Tracey Lambrechs, a former Olympic weightlifter, claims that athletes have been warned not to voice concerns about Laurel Hubbard, a biological male who will be taking part in the women’s competitions.
43-year-old weightlifting "champion" Hubbard will be making an Olympic debut as a woman.
After passing the New Zealand Olympic Committee (NZOC) fitness and performance standards, Hubbard would become the first trans athlete to compete in the Olympics.
Lambrechs expressed disappointment at the prospect of Hubbard taking the opportunity to compete away from women.
“I’m quite disappointed, quite disappointed for the female athlete who will lose out on that spot,” Lambrechs told TVNZ.
“We’re all about equality for women in sport but right now, that equality is being taken away from us,” Lambrechs added.
“I’ve had female weightlifters come up to me and say, ‘what do we do?

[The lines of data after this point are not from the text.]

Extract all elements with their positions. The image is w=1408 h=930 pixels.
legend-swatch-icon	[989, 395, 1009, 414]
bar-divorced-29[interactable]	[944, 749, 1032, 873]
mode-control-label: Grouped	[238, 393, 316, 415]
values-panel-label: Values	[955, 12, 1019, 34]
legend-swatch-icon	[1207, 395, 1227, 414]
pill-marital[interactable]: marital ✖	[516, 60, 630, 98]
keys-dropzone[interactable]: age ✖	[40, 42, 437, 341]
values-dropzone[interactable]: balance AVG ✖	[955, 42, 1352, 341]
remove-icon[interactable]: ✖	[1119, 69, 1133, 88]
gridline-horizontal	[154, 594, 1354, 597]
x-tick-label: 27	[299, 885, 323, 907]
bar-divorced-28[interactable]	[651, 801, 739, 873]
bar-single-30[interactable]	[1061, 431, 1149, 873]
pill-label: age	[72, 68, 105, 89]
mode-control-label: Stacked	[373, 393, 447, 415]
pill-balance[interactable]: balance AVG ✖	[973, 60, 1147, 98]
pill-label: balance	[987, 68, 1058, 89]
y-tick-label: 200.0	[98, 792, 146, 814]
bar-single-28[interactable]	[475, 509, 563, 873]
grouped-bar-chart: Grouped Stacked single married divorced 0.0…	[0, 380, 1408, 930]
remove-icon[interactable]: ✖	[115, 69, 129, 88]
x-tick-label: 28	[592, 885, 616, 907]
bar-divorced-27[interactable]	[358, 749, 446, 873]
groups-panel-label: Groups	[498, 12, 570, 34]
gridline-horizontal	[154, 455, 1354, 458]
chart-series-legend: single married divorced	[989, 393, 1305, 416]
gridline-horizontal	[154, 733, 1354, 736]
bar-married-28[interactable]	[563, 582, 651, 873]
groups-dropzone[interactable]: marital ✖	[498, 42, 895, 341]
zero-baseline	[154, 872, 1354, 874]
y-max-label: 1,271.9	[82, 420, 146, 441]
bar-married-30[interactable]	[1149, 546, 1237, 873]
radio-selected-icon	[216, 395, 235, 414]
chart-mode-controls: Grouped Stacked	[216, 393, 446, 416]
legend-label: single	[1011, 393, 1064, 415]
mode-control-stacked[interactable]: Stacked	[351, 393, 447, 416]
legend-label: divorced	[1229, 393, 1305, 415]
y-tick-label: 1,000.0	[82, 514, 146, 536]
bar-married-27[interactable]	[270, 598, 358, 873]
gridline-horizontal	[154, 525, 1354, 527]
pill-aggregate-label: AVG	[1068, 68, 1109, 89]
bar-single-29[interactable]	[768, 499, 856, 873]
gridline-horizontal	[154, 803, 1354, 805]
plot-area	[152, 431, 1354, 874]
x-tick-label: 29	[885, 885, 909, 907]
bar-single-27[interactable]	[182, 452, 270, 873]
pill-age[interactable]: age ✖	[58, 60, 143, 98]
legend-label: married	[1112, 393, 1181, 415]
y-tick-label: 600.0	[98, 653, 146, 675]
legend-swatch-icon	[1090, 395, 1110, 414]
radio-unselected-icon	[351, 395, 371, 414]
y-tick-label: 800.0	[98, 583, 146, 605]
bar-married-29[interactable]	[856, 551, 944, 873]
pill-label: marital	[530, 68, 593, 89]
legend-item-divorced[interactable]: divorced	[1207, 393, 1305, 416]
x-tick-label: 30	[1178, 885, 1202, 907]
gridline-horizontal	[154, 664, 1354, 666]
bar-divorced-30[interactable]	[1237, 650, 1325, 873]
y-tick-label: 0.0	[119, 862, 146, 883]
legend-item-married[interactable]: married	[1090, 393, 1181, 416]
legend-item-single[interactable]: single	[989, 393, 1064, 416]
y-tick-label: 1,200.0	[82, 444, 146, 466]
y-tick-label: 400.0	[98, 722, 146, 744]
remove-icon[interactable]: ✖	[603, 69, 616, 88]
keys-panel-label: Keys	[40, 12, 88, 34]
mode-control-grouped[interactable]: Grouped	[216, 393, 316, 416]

This isn’t fair, what do we do?’.
"Unfortunately, there’s nothing we can do because every time we voice it we get told to be quiet.”
Hubbard formerly competed in men’s weightlifting before beginning the transition process in 2013, according to Breitbart.
As 7 News in Auckland reports:
She has been eligible to compete in the Olympics since 2015, when the International Olympic Committee issued guidelines allowing any transgender athlete to compete as a woman provided their testosterone levels are below 10 nanomoles per litre for at least 12 months before their first competition.
Many scientists have criticised these guidelines, saying they do little to mitigate the biological advantages of those who have gone through puberty as males, including bone and muscle density.
The International Olympic Committee (IOC) says it is currently reviewing its policy while taking matters of inclusion and fairness into account.
“The IOC is developing new guidance to help ensure that athletes – regardless of their gender identity and/or sex characteristics – can engage in safe and fair competition,” the organization said.
While Hubbard has not been officially given the green light to compete in the Olympics, New Zealand weightlifting coach Simon Kent says that Hubbard meets the International Weightlifting Federation standards and qualifications.
“The rules are in place, that’s the playing field we’re playing in, so that’s how we’re going to move forward,” Kent told TVNZ.
This is not the first time Hubbard’s involvement in a major competition has caused a stir.
As 7 News reports, Australia attempted to block Hubbard from competing in the 2018 Commonwealth Games.
A move that the event’s organizers ultimately rejected.
It was in that competition that Hubbard suffered a major injury.
The NZOC expects to officially name its weightlifting team in June.